Себастьян знал, что часы не работают, ему отец сказал об этом, а отец, в понимании мальчика, обманывать его не стал бы. (Несмотря на то, что Себастьян чувствовал неискренность Феликса, он зачастую не верил собственным чувствам; верило что-то внутри него, но сам Себастьян сознательно не мог даже допустить подобной мысли, а от несоответствия идеализированного образа отца реальной личности Феликса и, главное, глубинного понимания этого несоответствия Себастьян страдал). Мальчик знал о неисправности часов не только со слов отца, но также и из своих собственных наблюдений (которые по достоверности были для Себастьяна на втором месте после слов Феликса), но вот теперь часы работали, и он не мог понять причину столь внезапной перемены. Что устранило поломку и была ли таковая вообще? И как все это связано с происходящим, а в том, что как-нибудь, да связано, мальчик не сомневался.
Следующий неритмичный щелчок последовал спустя еще тридцать щелчков ритмичных, впрочем, связи, как выяснилось, между всем этим не было, так как почти сразу же последовало еще множество щелчков и каждый последующий щелчок отличался от предыдущего. К щелчкам этим примешались затем скрежет, царапанье и шевеление, будто кто-то неуверенной рукой пытался вставить ключ в замочную скважину, но у него это никак не получалось. Тогда-то мальчик и понял, что в дом его пытаются забраться воры, или уже забрались. Вернее, так он подумал, что это были воры, - воры - первое, что пришло ему в голову. Себастьян не смог вот так сразу из своей закрытой комнаты определить источник шума, но, как ему показалось, доносился он откуда-то снизу.
На цыпочках Себастьян двинулся к двери, по пути старательно припоминая и обходя все скрипящие поверхности. Несмотря на его старания, миновать все проблемные места у Себастьяна не получилось, и несколько расшатанных досок таки скрипнули под его весом, на что неизвестные злоумышленники не обратили ровным счетом никакого внимания. Встав напротив двери, мальчик приложил ухо к ее поверхности и принялся слушать.
Комната Себастьяна находилась ближе к библиотеке в западном конце коридора второго этажа. Комнаты всех остальных членов семейства находились в восточном конце. Лестница, ведущая на второй этаж, делила коридор надвое. Себастьян, таким образом, был отрезан от остальных членов семейства. Если же неизвестный злоумышленник решит вдруг подняться вверх по лестнице (почему-то Себастьян был твердо уверен, что он решит это сделать рано или поздно), а поднявшись, повернет налево, а не направо, и войдет в его комнату, то оказать ему сопротивление мальчик, конечно же, не сможет.
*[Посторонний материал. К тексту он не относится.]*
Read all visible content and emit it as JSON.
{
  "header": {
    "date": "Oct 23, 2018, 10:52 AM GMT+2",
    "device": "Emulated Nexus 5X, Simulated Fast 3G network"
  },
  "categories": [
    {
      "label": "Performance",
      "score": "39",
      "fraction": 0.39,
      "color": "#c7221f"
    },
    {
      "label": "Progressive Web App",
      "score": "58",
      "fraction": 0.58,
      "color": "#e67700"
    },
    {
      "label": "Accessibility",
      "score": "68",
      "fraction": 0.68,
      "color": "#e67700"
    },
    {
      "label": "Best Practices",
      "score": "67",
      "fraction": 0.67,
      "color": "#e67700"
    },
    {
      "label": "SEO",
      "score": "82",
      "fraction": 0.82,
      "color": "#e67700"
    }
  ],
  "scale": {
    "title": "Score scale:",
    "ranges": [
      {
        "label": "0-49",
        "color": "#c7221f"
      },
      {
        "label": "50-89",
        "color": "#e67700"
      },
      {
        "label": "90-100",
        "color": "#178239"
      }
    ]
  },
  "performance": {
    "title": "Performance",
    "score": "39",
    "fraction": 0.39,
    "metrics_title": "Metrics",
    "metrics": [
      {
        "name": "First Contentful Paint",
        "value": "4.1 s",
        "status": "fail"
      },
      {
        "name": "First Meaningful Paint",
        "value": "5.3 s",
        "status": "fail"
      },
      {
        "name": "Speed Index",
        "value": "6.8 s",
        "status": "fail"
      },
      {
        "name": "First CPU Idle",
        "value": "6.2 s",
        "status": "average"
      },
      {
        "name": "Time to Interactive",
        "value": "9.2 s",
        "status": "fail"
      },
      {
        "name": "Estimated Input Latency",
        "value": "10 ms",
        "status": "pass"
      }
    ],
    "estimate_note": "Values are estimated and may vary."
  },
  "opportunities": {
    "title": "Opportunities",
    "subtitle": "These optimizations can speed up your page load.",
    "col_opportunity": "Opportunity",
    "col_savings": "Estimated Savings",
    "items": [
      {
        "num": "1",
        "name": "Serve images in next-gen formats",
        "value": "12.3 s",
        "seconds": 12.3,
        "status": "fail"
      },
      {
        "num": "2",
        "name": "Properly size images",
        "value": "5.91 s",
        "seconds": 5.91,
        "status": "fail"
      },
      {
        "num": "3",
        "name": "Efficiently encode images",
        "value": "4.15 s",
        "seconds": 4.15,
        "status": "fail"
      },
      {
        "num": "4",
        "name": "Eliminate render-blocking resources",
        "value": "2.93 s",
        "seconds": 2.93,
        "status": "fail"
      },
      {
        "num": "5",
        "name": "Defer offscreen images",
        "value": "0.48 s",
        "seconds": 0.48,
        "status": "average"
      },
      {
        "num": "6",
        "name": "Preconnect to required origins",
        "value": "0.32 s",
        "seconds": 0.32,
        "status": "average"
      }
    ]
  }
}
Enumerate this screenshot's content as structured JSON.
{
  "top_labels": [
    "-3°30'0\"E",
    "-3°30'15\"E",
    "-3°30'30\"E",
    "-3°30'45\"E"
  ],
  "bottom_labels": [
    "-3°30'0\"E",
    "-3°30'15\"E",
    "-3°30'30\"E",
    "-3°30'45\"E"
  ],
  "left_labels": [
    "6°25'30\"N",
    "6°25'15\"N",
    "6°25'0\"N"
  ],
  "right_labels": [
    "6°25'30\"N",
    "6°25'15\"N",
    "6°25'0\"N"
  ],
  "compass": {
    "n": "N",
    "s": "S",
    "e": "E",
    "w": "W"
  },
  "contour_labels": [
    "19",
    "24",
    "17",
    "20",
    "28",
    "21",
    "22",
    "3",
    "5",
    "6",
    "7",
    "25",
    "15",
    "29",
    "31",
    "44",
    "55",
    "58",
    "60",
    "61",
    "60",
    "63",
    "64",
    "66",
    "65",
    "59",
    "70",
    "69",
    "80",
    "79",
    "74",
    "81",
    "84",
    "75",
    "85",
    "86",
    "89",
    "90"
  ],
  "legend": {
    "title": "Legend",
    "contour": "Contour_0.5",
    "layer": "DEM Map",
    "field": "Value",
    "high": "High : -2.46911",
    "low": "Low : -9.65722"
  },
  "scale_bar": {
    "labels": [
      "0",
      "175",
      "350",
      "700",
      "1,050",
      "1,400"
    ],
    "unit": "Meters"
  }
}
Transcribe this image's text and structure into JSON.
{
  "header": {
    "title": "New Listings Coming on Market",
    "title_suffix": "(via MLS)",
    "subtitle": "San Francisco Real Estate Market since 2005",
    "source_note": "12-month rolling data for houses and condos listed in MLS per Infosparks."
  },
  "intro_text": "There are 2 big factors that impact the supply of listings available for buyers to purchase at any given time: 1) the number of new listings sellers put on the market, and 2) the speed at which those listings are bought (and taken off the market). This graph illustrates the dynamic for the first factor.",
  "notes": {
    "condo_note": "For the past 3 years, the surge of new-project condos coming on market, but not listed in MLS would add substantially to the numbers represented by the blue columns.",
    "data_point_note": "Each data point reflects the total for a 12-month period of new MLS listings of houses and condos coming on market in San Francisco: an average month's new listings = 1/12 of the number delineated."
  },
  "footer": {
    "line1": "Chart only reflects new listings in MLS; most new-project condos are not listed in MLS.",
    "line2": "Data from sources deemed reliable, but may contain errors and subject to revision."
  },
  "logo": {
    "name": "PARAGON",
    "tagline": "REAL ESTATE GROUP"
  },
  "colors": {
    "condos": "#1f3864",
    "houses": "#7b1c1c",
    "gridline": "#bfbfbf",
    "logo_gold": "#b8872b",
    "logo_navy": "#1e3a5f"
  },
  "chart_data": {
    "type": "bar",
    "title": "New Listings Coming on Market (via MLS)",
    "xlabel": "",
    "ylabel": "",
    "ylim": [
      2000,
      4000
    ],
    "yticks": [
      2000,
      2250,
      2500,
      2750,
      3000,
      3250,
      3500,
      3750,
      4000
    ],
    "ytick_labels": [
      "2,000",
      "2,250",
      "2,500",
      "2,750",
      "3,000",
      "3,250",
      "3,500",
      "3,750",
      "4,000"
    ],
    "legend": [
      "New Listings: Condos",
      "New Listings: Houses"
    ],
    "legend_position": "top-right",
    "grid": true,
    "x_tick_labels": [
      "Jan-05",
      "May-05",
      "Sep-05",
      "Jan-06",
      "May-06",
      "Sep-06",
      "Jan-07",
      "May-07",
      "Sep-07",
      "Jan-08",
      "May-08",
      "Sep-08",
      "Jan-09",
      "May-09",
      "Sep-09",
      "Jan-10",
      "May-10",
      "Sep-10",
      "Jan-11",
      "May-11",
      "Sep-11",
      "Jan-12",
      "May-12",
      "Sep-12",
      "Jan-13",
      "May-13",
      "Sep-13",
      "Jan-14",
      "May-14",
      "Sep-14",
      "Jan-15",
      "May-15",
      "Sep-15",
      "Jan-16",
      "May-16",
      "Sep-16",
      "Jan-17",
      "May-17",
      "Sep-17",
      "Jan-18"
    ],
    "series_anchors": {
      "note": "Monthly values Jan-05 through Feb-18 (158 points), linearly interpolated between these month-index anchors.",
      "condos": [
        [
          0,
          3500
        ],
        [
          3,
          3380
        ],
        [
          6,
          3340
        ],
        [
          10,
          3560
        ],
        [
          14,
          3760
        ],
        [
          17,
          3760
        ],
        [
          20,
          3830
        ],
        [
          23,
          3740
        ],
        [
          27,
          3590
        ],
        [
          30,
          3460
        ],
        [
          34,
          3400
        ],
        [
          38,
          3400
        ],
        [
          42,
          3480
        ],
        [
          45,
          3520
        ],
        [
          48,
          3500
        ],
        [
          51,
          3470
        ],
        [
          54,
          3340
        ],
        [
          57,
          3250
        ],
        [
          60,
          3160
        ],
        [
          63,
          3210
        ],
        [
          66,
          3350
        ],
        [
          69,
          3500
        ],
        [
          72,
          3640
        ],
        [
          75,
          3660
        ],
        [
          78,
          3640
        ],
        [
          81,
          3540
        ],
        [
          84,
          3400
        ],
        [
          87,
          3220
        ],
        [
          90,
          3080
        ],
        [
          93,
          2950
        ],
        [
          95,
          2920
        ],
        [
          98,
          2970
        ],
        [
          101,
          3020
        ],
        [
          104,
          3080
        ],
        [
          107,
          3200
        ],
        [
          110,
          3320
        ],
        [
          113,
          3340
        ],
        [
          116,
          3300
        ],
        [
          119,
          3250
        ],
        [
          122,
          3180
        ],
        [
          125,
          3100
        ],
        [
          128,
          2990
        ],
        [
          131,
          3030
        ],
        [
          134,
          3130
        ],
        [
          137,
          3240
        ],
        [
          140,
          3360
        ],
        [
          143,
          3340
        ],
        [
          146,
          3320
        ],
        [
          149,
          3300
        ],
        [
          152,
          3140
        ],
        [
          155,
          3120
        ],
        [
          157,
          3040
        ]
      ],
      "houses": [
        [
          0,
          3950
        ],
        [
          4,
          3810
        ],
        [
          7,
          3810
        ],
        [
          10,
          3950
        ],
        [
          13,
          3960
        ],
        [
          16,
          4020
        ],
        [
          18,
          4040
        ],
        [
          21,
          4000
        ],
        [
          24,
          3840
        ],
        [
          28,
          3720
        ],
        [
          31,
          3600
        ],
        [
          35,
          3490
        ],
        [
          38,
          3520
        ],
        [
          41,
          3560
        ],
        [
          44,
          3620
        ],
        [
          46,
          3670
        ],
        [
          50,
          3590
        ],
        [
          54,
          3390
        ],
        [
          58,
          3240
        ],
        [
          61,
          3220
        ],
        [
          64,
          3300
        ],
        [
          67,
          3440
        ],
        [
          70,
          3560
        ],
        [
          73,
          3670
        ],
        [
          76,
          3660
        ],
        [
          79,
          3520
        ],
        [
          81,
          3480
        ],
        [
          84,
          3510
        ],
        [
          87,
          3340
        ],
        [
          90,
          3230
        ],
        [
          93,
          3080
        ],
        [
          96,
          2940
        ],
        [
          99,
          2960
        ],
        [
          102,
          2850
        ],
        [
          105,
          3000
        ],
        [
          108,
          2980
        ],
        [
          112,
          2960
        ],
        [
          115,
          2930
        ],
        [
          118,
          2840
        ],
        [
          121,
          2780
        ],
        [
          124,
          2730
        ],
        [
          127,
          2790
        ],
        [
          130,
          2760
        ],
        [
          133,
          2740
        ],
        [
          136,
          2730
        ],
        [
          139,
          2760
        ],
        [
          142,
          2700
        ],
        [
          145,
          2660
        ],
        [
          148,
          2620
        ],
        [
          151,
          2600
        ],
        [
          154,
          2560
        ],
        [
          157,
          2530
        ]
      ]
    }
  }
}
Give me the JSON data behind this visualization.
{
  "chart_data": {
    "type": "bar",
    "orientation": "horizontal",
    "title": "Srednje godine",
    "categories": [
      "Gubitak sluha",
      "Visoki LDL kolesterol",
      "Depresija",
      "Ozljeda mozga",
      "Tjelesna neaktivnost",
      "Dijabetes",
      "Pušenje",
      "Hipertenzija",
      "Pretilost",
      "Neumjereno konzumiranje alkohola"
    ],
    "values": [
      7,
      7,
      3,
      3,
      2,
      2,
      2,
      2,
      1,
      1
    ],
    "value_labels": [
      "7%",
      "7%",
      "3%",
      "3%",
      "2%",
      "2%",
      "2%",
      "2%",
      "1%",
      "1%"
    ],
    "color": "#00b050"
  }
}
Мысль об этом вместо того, чтобы напугать Себастьяна как полагается его, напротив, "приободрила", точнее сказать, - "взбудоражила". Умом мальчик понимал, что шансов у него против взрослого человека нет никаких. Понимал, что злоумышленник, вероятно, сильнее его и что злоумышленников, вероятно, несколько, но продолжал наивно или, лучше сказать, чисто по-детски верить в то, что сумеет как-то совладать с неизвестными. Он при этом не думал о том, что будет делать, когда дойдет до рукоприкладства, не строил планы, ему просто нравилась ситуация ее необычностью, для него прерванный недавно сон продолжился явью, а явь эта была, пускай и опасной, но при этом очень увлекательной.